Le chirurgien urologue à l’hôpital Aristide Le Dantec, Professeur Babacar Diao, joint par ‘’EnQuête’’, souligne que, pour réussir une bonne transplantation, il faut le personnel, l’équipement nécessaire et avoir une équipe de transplantation. C'est-à-dire, poursuit-il, qu’il faut, dans l’équipe des néphrologues, des urologues et d’autres spécialités. Parce qu’au Sénégal, ‘’on va vers la transplantation donneur vivant. Il faut deux chirurgiens pour prélever un rein et au moins deux chirurgiens pour greffer. Et ce n’est pas celui qui prélève qui va greffer. Donc, il faut au minimum 4 urologues dans le service’’, explique-t-il. Il faut également, dit-il, un service d’immunologie, un service de bactériologie, d’urologie, un service de radiologie fonctionnelle, un service de chirurgie viscérale, un service d’anatomie pathologique. ‘’Il faut que, dans tous ces services-là, des gens disponibles soient désignés. Un médecin de transplantation n’est pas un médecin qui ferme son téléphone la nuit. Il doit être joignable 24 heures sur 24’’, renseigne le Pr. Diao.

En outre, le chirurgien indique que, si on veut faire ailleurs la transplantation, c’est-à-dire dans une structure qui ne remplit pas ces conditions, ça sera très risqué. ‘’On ne déplace pas des équipes pour aller transplanter dans un autre hôpital. Ceux qui travaillent doivent former une équipe. C’est des gens qui sont habitués à travailler ensemble et chez qui le courant passe’’, explique le chirurgien urologue.

‘’Tout dialysé ne soit pas transplantable’’

Dans la même veine, le néphrologue, Professeur Boucar Diouf, soutient que le ministère va nommer les membres du Comité national du don et de la transplantation d’organe (Cndt). Parce que ce n’est pas n’importe quel hôpital qui doit faire cette greffe. ‘’Les hôpitaux vont soumettre leurs dossiers. Ceux qui seront éligibles vont recevoir l’accréditation pour transplanter. C’est une bonne chose de faire voter des lois, mais il faut faire vite. Bien que tout dialysé ne soit pas transplantable’’, fait-il savoir.

Professeur El Hadj Fary Kâ trouve qu’il  faut compléter l’offre de soins, avec la transplantation rénale en offrant un avenir à ces personnes. Selon lui, en termes de qualité de vie et de coût, la transplantation est beaucoup mieux et elle est beaucoup moins chère que la dialyse. ‘’Les 2 milliards que l’Etat met pour la dialyse, si c’est la transplantation, c’est deux fois moins cher. En plus, cela redonne à la personne sa dignité, sa liberté d’action. Il faut aller vers cela et surtout permettre aux plus jeunes de s’en sortir. Quand vous voyez un enfant de 18 ou 20 ans dialysé, il faut lui offrir une perspective d’avenir’’, dit-il. Avant d’ajouter qu’il a eu la chance, dans sa formation, d’apprendre la transplantation dans les pays du Nord où c’était hyper sophistiqué, avec ce qu’il fallait.  
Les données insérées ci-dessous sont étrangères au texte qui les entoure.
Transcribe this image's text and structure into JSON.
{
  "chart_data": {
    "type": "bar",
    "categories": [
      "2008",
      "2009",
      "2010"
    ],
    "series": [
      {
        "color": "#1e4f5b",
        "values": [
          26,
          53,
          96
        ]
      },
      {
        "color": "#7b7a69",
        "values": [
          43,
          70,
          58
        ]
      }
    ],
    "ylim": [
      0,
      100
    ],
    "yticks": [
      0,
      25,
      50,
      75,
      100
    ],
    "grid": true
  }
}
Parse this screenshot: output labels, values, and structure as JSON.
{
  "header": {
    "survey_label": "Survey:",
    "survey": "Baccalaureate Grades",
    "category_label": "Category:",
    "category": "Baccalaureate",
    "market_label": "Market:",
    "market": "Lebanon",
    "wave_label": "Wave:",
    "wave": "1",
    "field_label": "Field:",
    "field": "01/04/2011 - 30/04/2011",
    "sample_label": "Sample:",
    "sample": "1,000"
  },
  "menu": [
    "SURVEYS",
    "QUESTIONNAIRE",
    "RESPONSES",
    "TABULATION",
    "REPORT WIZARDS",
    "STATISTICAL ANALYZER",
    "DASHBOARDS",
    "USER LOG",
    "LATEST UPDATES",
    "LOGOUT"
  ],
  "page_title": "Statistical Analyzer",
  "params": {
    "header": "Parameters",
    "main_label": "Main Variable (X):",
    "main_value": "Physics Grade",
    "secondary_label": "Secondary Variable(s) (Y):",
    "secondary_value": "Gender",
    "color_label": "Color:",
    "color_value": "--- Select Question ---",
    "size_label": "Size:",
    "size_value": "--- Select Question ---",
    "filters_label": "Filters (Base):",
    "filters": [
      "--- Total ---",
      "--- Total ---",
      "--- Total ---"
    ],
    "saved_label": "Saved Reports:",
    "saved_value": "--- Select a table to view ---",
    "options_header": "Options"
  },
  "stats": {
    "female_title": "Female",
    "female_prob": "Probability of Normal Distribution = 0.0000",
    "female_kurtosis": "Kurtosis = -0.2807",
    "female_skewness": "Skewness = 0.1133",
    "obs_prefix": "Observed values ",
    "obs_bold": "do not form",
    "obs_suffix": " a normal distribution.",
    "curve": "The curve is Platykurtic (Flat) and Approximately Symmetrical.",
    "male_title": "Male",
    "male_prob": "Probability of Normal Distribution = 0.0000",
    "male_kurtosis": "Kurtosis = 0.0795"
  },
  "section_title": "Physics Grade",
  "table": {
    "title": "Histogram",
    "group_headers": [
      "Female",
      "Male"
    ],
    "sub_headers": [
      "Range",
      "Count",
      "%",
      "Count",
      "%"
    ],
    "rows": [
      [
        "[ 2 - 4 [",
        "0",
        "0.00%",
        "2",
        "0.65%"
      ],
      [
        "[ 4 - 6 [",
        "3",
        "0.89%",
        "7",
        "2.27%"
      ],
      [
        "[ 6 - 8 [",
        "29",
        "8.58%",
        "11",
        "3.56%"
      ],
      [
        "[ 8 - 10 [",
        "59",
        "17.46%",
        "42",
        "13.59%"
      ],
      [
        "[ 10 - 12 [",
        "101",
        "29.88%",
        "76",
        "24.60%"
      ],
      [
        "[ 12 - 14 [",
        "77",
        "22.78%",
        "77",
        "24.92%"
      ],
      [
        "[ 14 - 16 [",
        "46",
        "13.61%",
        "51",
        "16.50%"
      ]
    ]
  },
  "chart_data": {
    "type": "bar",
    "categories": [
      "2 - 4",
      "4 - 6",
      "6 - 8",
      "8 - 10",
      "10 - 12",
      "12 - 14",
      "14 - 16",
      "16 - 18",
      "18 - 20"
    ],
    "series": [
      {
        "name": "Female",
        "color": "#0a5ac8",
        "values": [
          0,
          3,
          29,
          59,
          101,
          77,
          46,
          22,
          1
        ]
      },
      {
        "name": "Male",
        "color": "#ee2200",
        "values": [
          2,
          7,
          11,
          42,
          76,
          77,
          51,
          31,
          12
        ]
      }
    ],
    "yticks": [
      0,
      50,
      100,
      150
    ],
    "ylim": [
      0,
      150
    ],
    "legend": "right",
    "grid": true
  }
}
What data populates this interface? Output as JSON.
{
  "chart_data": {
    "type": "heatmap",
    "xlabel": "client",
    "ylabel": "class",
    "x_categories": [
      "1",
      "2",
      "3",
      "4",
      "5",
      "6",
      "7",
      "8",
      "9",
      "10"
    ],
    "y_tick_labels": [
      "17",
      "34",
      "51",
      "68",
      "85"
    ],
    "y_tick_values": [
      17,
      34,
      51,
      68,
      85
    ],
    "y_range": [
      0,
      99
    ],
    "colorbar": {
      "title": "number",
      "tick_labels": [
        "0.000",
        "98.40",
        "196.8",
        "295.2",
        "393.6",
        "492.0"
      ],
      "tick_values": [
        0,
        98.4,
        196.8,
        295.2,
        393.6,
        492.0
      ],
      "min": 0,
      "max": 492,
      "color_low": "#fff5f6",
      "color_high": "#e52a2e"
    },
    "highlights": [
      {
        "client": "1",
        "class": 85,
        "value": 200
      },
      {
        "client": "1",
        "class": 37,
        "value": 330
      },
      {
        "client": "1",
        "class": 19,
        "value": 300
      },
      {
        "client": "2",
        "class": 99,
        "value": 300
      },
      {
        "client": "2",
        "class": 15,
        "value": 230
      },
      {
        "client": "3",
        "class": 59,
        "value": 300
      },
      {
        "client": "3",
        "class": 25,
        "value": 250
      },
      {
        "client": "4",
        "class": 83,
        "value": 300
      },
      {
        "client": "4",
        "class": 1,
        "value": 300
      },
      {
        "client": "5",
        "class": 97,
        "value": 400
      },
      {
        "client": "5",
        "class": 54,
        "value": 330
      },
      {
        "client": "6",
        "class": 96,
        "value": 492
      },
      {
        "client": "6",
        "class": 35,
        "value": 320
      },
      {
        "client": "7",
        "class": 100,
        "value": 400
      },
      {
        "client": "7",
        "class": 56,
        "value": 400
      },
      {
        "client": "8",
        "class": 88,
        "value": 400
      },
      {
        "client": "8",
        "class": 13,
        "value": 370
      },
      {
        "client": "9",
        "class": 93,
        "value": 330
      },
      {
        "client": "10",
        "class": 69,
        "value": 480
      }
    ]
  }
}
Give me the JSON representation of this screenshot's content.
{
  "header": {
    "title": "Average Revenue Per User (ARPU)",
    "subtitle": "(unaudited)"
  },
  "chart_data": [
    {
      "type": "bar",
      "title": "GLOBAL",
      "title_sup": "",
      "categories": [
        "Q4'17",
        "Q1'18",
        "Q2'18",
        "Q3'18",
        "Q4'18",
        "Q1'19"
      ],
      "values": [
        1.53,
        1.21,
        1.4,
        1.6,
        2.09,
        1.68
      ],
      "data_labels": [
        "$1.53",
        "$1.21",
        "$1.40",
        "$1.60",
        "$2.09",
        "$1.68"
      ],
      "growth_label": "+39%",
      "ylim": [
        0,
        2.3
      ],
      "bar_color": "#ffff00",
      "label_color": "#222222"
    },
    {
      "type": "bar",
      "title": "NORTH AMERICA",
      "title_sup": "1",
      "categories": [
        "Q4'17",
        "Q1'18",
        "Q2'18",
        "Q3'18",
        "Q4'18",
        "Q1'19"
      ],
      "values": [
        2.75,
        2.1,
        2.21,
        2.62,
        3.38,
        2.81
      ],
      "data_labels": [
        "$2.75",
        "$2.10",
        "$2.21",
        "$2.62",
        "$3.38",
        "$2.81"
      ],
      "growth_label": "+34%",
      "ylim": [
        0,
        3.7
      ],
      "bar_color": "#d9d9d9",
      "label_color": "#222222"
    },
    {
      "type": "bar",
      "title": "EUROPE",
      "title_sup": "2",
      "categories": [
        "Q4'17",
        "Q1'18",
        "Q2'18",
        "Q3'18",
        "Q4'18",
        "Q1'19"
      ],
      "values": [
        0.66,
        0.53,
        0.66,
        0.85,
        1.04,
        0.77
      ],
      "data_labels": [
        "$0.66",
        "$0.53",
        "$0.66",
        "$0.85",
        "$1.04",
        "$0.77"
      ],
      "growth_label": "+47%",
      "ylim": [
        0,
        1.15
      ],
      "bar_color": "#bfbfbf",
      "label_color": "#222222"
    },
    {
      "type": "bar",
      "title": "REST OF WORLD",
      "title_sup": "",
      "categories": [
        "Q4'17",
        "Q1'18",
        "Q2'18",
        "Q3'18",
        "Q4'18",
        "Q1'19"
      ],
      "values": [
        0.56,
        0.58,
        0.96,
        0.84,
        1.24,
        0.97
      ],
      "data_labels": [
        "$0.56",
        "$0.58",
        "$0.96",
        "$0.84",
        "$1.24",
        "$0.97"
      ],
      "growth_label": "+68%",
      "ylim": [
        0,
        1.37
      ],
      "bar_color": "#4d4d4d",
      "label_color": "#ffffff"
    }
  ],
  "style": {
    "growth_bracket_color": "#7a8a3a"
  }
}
‘’J’ai également bénéficié de cela dans certains pays du Sud et ils travaillent dans les mêmes conditions que nous. J’ai été très frustré, quand je suis rentré et que je ne pouvais pas transplanter. Parce que je me disais que nous avons tout ce que j’ai fait dans ces pays. C’est le terme transplantation rénale qui est chargé, mais nos amis urologues font des choses beaucoup plus compliquées que cela’’, explique le Pr. Kâ.